As bochechas de Arwen aqueceram, lentamente ficando em um tom mais avermelhado. Mas sob seu rubor, ela não podia negar o anseio que ele despertava nela, a forma como seu coração acelerava sempre que ele a olhava com aquela ternura desprotegida.
Enquanto se olhavam, Arwen se lembrou de algo e não conseguiu se segurar de perguntar, “Se você está aqui por cada parte de mim, então isso não deveria significar que eu também deveria estar lá por cada parte de você?”
Aiden a encarou enquanto ela lentamente se contorcia para sair debaixo dele e se sentar. “Por que você estava agindo rabugento mais cedo?” ela perguntou, observando-o desviar o olhar, claramente relutante em responder.
Mas Arwen se inclinou e segurou seu rosto, virando-o de volta para ela. “Me diga, esposo. Deixe-me estar lá por uma parte de você. Vamos.”
Aiden a olhou como se estivesse perguntando silenciosamente se ela realmente queria saber. “Eu não estava rabugento,” ele disse, mas Arwen balançou a cabeça, recusando-se a aceitar sua resposta.
“Você estava,” ela insistiu, antes de perguntar com uma testa franzida agora entrelaçada com preocupação. “Foi por minha causa? Porque encontrei com Ryan no hospital? Eu realmente não achava que iria encontrá-lo.

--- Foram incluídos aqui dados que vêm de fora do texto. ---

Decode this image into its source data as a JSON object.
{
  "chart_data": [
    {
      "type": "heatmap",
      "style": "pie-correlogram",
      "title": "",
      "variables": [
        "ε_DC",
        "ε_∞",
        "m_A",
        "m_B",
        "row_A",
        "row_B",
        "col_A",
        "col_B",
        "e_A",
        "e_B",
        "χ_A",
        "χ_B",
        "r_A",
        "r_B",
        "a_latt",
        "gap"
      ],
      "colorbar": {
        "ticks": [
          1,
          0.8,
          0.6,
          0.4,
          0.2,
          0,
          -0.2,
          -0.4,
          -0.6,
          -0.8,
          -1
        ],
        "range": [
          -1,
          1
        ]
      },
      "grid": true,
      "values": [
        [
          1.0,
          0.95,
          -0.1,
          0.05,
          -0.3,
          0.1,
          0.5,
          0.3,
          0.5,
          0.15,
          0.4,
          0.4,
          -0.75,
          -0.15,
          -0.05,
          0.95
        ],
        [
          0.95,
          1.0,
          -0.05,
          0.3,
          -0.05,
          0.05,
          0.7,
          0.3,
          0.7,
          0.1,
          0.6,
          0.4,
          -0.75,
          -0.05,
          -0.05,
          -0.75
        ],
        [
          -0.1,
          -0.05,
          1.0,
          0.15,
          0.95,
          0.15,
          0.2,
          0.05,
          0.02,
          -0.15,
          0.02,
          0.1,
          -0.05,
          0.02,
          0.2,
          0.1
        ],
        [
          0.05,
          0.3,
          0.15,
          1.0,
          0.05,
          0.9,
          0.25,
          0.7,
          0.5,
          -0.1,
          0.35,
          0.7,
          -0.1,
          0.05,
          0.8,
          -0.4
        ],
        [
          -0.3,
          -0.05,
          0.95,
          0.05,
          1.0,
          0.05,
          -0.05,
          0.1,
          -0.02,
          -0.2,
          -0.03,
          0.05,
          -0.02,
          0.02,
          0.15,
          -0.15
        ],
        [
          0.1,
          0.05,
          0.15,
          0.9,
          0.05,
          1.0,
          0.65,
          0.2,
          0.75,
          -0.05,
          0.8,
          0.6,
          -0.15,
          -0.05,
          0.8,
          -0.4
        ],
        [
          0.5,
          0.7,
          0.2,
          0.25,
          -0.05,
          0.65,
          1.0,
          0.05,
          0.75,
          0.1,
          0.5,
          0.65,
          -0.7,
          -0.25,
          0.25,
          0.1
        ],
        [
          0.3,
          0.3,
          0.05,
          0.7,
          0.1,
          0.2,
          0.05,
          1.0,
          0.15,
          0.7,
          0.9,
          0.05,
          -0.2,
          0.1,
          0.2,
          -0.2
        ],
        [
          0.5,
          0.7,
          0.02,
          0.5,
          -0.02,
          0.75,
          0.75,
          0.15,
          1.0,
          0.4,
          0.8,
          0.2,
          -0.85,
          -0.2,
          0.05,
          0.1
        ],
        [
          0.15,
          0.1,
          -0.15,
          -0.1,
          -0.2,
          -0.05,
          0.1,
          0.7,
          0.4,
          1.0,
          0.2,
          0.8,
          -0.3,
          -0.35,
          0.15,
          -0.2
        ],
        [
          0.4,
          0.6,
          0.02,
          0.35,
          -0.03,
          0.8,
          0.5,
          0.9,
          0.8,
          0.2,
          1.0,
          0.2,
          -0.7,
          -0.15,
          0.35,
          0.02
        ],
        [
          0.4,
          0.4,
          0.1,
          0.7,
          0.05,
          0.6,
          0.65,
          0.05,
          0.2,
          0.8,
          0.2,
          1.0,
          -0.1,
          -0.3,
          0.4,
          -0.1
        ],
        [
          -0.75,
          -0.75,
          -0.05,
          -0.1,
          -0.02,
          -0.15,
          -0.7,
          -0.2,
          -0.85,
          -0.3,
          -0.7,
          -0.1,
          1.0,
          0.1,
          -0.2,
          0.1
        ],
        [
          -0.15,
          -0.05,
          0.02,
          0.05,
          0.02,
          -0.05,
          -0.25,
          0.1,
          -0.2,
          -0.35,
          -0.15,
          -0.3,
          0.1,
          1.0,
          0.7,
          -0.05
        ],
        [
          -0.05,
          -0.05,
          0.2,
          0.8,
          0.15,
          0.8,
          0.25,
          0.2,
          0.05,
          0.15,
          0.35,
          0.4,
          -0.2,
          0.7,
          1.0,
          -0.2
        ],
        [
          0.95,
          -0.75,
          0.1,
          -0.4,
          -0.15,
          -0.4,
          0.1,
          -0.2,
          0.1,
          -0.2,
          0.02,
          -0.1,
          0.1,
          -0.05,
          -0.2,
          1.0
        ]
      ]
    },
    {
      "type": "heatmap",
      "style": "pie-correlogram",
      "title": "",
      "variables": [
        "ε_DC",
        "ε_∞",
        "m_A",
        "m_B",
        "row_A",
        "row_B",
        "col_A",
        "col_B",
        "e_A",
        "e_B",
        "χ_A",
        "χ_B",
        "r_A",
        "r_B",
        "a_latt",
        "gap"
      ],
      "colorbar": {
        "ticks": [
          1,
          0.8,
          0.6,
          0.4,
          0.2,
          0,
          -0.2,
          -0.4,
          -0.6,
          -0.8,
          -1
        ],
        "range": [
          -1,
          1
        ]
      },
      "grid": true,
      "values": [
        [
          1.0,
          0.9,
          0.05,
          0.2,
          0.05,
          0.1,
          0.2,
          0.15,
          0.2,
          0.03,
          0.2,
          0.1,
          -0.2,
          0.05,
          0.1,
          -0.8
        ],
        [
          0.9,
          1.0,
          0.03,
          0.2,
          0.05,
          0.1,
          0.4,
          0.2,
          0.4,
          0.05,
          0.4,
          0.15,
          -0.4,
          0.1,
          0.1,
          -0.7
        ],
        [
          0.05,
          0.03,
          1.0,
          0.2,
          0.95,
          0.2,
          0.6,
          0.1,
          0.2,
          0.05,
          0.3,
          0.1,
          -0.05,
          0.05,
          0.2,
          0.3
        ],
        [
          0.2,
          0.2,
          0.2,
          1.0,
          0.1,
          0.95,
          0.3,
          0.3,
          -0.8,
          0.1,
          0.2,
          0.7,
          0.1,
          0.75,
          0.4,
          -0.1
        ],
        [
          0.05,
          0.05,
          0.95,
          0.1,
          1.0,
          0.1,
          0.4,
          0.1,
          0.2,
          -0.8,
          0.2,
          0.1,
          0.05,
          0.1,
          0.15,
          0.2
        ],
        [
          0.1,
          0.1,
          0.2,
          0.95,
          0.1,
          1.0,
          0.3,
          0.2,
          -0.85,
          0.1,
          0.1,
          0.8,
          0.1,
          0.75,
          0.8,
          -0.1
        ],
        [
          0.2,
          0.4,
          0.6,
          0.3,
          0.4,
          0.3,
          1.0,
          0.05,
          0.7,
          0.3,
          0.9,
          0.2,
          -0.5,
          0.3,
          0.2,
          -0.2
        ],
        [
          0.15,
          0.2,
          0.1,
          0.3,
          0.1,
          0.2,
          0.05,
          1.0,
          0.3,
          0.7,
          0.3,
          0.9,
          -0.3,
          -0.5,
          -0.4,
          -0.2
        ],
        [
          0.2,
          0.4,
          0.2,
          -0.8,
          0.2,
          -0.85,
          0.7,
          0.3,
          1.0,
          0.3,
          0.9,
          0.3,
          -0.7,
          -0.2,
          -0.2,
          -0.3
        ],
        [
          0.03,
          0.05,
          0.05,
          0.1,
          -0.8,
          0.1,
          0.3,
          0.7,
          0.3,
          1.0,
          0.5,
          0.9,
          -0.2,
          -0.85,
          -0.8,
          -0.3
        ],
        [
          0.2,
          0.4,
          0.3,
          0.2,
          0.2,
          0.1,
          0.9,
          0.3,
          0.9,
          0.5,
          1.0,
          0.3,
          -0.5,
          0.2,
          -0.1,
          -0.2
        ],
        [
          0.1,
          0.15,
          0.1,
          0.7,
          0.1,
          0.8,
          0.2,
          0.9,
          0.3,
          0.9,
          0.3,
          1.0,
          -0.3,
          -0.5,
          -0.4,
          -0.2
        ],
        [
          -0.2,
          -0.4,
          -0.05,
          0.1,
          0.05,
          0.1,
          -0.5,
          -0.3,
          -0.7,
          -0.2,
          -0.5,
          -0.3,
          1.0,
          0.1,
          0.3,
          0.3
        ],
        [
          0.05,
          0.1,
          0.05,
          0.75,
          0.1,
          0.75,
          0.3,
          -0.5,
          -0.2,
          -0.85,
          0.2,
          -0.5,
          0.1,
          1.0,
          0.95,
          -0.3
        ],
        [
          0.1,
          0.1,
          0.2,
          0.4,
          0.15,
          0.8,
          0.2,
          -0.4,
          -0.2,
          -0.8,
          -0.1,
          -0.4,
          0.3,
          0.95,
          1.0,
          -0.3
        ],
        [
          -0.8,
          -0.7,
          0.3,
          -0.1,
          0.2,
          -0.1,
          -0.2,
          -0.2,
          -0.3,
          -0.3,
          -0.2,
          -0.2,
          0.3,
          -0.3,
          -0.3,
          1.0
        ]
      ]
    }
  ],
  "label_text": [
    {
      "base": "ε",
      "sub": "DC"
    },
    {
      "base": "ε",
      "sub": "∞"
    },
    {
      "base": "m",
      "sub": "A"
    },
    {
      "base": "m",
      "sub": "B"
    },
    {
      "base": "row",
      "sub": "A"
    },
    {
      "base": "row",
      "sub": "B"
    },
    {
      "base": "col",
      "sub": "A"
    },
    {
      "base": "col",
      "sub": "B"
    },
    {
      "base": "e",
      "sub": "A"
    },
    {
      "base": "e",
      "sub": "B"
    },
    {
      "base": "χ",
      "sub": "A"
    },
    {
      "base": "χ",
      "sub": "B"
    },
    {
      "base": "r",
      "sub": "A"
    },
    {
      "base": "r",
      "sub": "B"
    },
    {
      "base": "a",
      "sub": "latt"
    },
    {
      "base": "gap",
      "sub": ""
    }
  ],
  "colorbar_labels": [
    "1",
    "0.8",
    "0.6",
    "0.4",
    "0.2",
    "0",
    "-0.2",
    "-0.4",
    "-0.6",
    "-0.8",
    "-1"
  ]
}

Eu estava apenas …”
Ela estava pronta para explicar tudo de novo se isso pudesse ajudá-lo a acreditar nela, mas suas palavras foram caladas quando Aiden segurou seu braço, puxando-a para mais perto, “Isso pode parecer possessivo,” ele disse, seu tom carregando um aviso — um aviso que prometeu o pior, “mas Lua, você não é permitida a deixar qualquer homem tocá-la. Ninguém.”
Mas naquele momento, não foi o aviso que fez Arwen pausar, mas suas palavras. Não permitida a deixar qualquer homem tocá-la? Mas ela não tinha permitido que Ryan a tocasse. Ele pode ter segurado sua mão brevemente, mas foi por meros segundos, e ela se afastou antes que alguém sequer percebesse.
Suas sobrancelhas se juntaram em uma carranca enquanto ela percebia que ele não estava falando sobre Ryan. Quando Ryan segurou sua mão, Aiden ainda não havia chegado no hospital; foi só quando ela saiu que viu seu Rolls Royce chegando. Então, quem ele estava falando?
Pensando de volta na conversa no carro, um súbito entendimento sobre ela. Seus olhos se arregalaram levemente, e seu olhar voltou-se rapidamente para ele, “Você está falando sobre o Dr. Clark?”
Aiden não respondeu, mas ela sabia que estava adivinhando certo. Ela não conseguiu conter um sorriso. “Ele não significou nada disso, e você sabe melhor do que eu. Mas mesmo assim você está com ciúmes. Por quê?”
“Porque eu não suporto vê-la nos braços de ninguém. Você é minha mulher, minha esposa. Ninguém toca em você, exceto eu. Você é minha, só minha,” ele disse, e embora soasse possessivo, ela ainda não conseguia sentir nada de errado com isso.
Era como se ela tivesse aceitado há muito tempo a reivindicação dele sobre ela, mesmo antes de ele ter expressado isso em voz alta.
Alcançando para acariciar suas bochechas, ela sorriu, assentindo. “Eu sou sua. Somente sua.” Em seguida, ela se inclinou e pressionou seus lábios suavemente contra os dele. Beijando-o lentamente, ela levou seu tempo, fazendo-o acreditar que suas palavras não eram apenas para exibição — ela as dizia sinceramente.
Quando ela finalmente se afastou, ela sorriu para ele, “Embora você pareça bastante fofo quando está com ciúmes, ainda acho que você não precisa ficar. Seus encantos são muito cativantes. Com você por perto, mal consigo olhar para longe.”
Aiden a encarou, um pouco incerto. Não porque ele não acreditasse nela — ele acreditava. Mas como uma criança que se queimou teme o fogo, ele temia pensar que um dia ela poderia desviar o olhar novamente, apagando toda a sua existência de sua vida.
Ele poderia ter sobrevivido uma vez, mas não tinha certeza se conseguiria sobreviver uma segunda vez.